Synthesizing novel views from monocular videos of dynamic scenes remains a challenging problem. Scene-specific methods that optimize 4D representations with explicit motion priors often break down in highly dynamic regions where multi-view information is hard to exploit. Diffusion-based approaches that integrate camera controls into large pre-trained models can produce visually plausible videos but frequently suffer from geometric inconsistencies across both static and dynamic areas. Both families of methods also require substantial computational resources.
Building on the success of generalizable models for static novel view synthesis, we adapt the framework to dynamic inputs and propose a new model with two key components: (1) a recurrent loop that enables unbounded and asynchronous mapping between input and target videos and (2) an efficient use of plane sweeps over dynamic inputs to disentangle camera and scene motion, and achieve fine-grained, six-degrees-of-freedom camera controls. We train and evaluate our model on the UCSD dataset and on Kubric-4D-dyn, a new monocular dynamic dataset featuring longer, higher resolution sequences with more complex scene dynamics than existing alternatives.
Our model outperforms three Gaussian Splatting-based scene-specific approaches, as well as two diffusion-based approaches in reconstructing fine-grained geometric details across both static and dynamic regions.
Overview of GRVS. For a target view $\mathbf{J}_{i}$ at time $t_i$ and with camera parameters $\mathbf{Q}_{i}\,$, our Generalizable Recurrent View Synthesizer consists of 5 stages. 1) The selection of $V$ input views $\mathbf{I}_{i}$ uniformly sampled around the time $t_i\,$, with corresponding camera parameters $\mathbf{P}_{i}$. 2) The projection of $\mathbf{I}_{i}$ into a dynamic plane sweep volume $\mathbf{X}_{i}$ using the homographies $\mathcal{H}_{\mathbf{P}_{i} \to \mathbf{Q}_{i}}$. 3) The patchification and reshaping of $\mathbf{X}_{i}$ into a downsampled tensor $\mathbf{Y}_{i}$. 4) The latent rendering of $\mathbf{Y}_{i}$ into a hidden state $\mathbf{Z}_{i}$ using the recurrent hidden state $\mathbf{Z}_{i-1}$ projected using the homographies $\mathcal{H}_{\mathbf{Q}_{i-1} \to \mathbf{Q}_{i}}$. 5) The decoding of $\mathbf{Z}_{i}$ into the predicted output $\mathbf{\tilde{J}}_{i}$.

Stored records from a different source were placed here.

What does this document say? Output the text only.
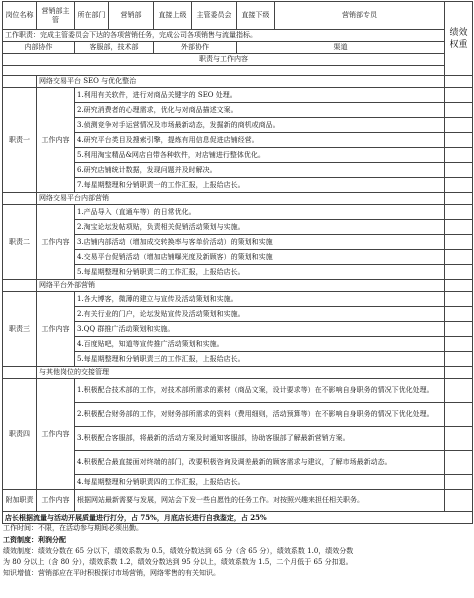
岗位名称	营销部主管	所在部门	营销部	直接上级	主管委员会	直接下级	营销部专员	绩效权重
工作职责：完成主管委员会下达的各项营销任务，完成公司各项销售与流量指标。								
内部协作		客服部，技术部		外部协作		渠道		
职责与工作内容								

	网络交易平台 SEO 与优化整治							
职责一	工作内容	1.利用有关软件，进行对商品关键字的 SEO 处理。						
		2.研究消费者的心理需求，优化与对商品描述文案。						
		3.侦测竞争对手运营情况及市场最新动态，发掘新的商机或商品。						
		4.研究平台类目及搜索引擎，提炼有用信息促进店铺经营。						
		5.利用淘宝精品&网店自带各种软件，对店铺进行整体优化。						
		6.研究店铺统计数据，发现问题并及时解决。						
		7.每星期整理和分销职责一的工作汇报，上报给店长。						
	网络交易平台内部营销							
职责二	工作内容	1.产品导入（直通车等）的日常优化。						
		2.淘宝论坛发帖项贴，负责相关促销活动策划与实施。						
		3.店铺内部活动（增加成交转换率与客单价活动）的策划和实施						
		4.交易平台促销活动（增加店铺曝光度及新顾客）的策划和实施						
		5.每星期整理和分销职责二的工作汇报，上报给店长。						
	网络平台外部营销							
职责三	工作内容	1.各大博客，微薄的建立与宣传及活动策划和实施。						
		2.有关行业的门户，论坛发贴宣传及活动策划和实施。						
		3.QQ 群推广活动策划和实施。						
		4.百度贴吧，知道等宣传推广活动策划和实施。						
		5.每星期整理和分销职责三的工作汇报，上报给店长。						
	与其他岗位的交接管理							
职责四	工作内容	1.积极配合技术部的工作，对技术部所需求的素材（商品文案，设计要求等）在不影响自身职务的情况下优化处理。						
		2.积极配合财务部的工作，对财务部所需求的资料（费用细则，活动预算等）在不影响自身职务的情况下优化处理。						
		3.积极配合客服部，将最新的活动方案及时通知客服部，协助客服部了解最新营销方案。						
		4.积极配合最直接面对终端的部门，改要积极咨询及调差最新的顾客需求与建议，了解市场最新动态。						
		4.每星期整理和分销职责四的工作汇报，上报给店长。						
附加职责	工作内容	根据网站最新需要与发展，网站会下发一些自愿性的任务工作。对按照兴趣来担任相关职务。						
店长根据流量与活动开展质量进行打分，占 75%，月底店长进行自我鉴定，占 25%								
工作时间：不限，在活动参与期间必须出勤。
工资制度：利润分配
绩效制度：绩效分数在 65 分以下，绩效系数为 0.5，绩效分数达到 65 分（含 65 分），绩效系数 1.0，绩效分数
为 80 分以上（含 80 分），绩效系数 1.2，绩效分数达到 95 分以上，绩效系数为 1.5，二个月低于 65 分扣退。
知识增值：营销部应在平时积极探讨市场营销，网络零售的有关知识。
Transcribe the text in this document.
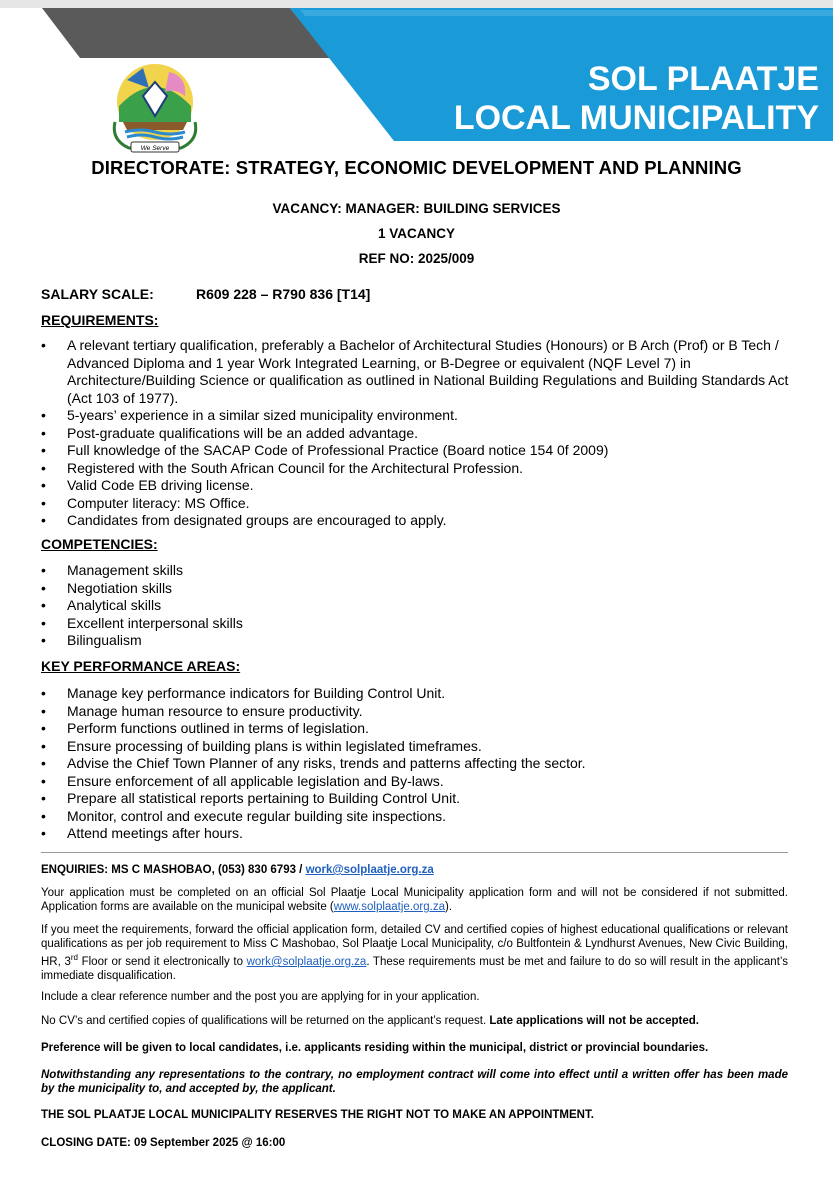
We Serve
SOL PLAATJE
LOCAL MUNICIPALITY
DIRECTORATE: STRATEGY, ECONOMIC DEVELOPMENT AND PLANNING
VACANCY: MANAGER: BUILDING SERVICES
1 VACANCY
REF NO: 2025/009
SALARY SCALE:	R609 228 – R790 836 [T14]
REQUIREMENTS:
• A relevant tertiary qualification, preferably a Bachelor of Architectural Studies (Honours) or B Arch (Prof) or B Tech / Advanced Diploma and 1 year Work Integrated Learning, or B-Degree or equivalent (NQF Level 7) in Architecture/Building Science or qualification as outlined in National Building Regulations and Building Standards Act (Act 103 of 1977).
• 5-years’ experience in a similar sized municipality environment.
• Post-graduate qualifications will be an added advantage.
• Full knowledge of the SACAP Code of Professional Practice (Board notice 154 0f 2009)
• Registered with the South African Council for the Architectural Profession.
• Valid Code EB driving license.
• Computer literacy: MS Office.
• Candidates from designated groups are encouraged to apply.
COMPETENCIES:
• Management skills
• Negotiation skills
• Analytical skills
• Excellent interpersonal skills
• Bilingualism
KEY PERFORMANCE AREAS:
• Manage key performance indicators for Building Control Unit.
• Manage human resource to ensure productivity.
• Perform functions outlined in terms of legislation.
• Ensure processing of building plans is within legislated timeframes.
• Advise the Chief Town Planner of any risks, trends and patterns affecting the sector.
• Ensure enforcement of all applicable legislation and By-laws.
• Prepare all statistical reports pertaining to Building Control Unit.
• Monitor, control and execute regular building site inspections.
• Attend meetings after hours.
ENQUIRIES: MS C MASHOBAO, (053) 830 6793 / work@solplaatje.org.za
Your application must be completed on an official Sol Plaatje Local Municipality application form and will not be considered if not submitted. Application forms are available on the municipal website (www.solplaatje.org.za).
If you meet the requirements, forward the official application form, detailed CV and certified copies of highest educational qualifications or relevant qualifications as per job requirement to Miss C Mashobao, Sol Plaatje Local Municipality, c/o Bultfontein & Lyndhurst Avenues, New Civic Building, HR, 3rd Floor or send it electronically to work@solplaatje.org.za. These requirements must be met and failure to do so will result in the applicant’s immediate disqualification.
Include a clear reference number and the post you are applying for in your application.
No CV’s and certified copies of qualifications will be returned on the applicant’s request. Late applications will not be accepted.
Preference will be given to local candidates, i.e. applicants residing within the municipal, district or provincial boundaries.
Notwithstanding any representations to the contrary, no employment contract will come into effect until a written offer has been made by the municipality to, and accepted by, the applicant.
THE SOL PLAATJE LOCAL MUNICIPALITY RESERVES THE RIGHT NOT TO MAKE AN APPOINTMENT.
CLOSING DATE: 09 September 2025 @ 16:00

We compare our model to three recent methods based on Gaussian Splatting (GS) for monocular dynamic novel view synthesis: D-3DGS, SC-GS and 4DGS. Given a synthetic monocular sequence generated as described in the main paper, we freeze the time mid-sequence and move the camera following a spiral trajectory. We also show some input frames before and after the spiral for clarity. 4DGS, D-3DGS and SC-GS struggle on this task, especially on dynamic regions but also to a lesser extent on static regions, because of the sparse nature of the synthetic sequences used, where only 10 distinct viewpoints are available throughout the sequences (since there are only 10 static cameras). In comparison, our approach performs remarkably well.
We now compare our model to the same three baselines on the Kubric-4D-dyn dataset. Again, given a synthetic monocular sequence generated as described in the main paper, we freeze the time mid-sequence and move the camera following a spiral trajectory. We also show the input sequence before and after the spiral for clarity. The baselines now reconstruct the static regions well, but they still struggle on the dynamic regions. In comparison, our approach is able to reconstruct both static and dynamic elements with high accuracy.
We now compare our model to two Diffusion-based approaches: GCD and Gen3C. In this scenario, the output camera starts at the same position as the input camera in the first frame, and linearly progresses toward a certain target position reached at the last frame. The time in the output is synchronized with the input. This choice was motivated by the fact that the best performing model of GCD was trained on these types of output sequences on a Kubric variant. The output video size is based on the capacity of GCD, that can only output 14 frames with a single diffusion sample. All three methods perform reasonably well, but our method reconstructs fine-grained geometric details much more accurately.
Finally, we show output videos generated by our model on in-the-wild sequences from the DAVIS dataset. The distribution of these sequences is relatively far from the distribution of the sequences used during training. The UCSD sequences consist of ``teleporting" virtual cameras moving at high velocity, only sampling a very sparse set of viewpoints (10 physical cameras). The Kubric sequences consist of rigid objects sampled from a relatively small set and disposed on a flat surface. Nonetheless, our model generalizes well to these out-of-distribution sequences.
Here, we compare the effect of turning on and off the recurrent connection when generating the spiral trajectories from the previous sequences. At the top, the recurrent connection is off. At the bottom, the recurrent connection in on. As expected, the recurrent connection significantly improves the perceptual quality and temporal consistency of the results.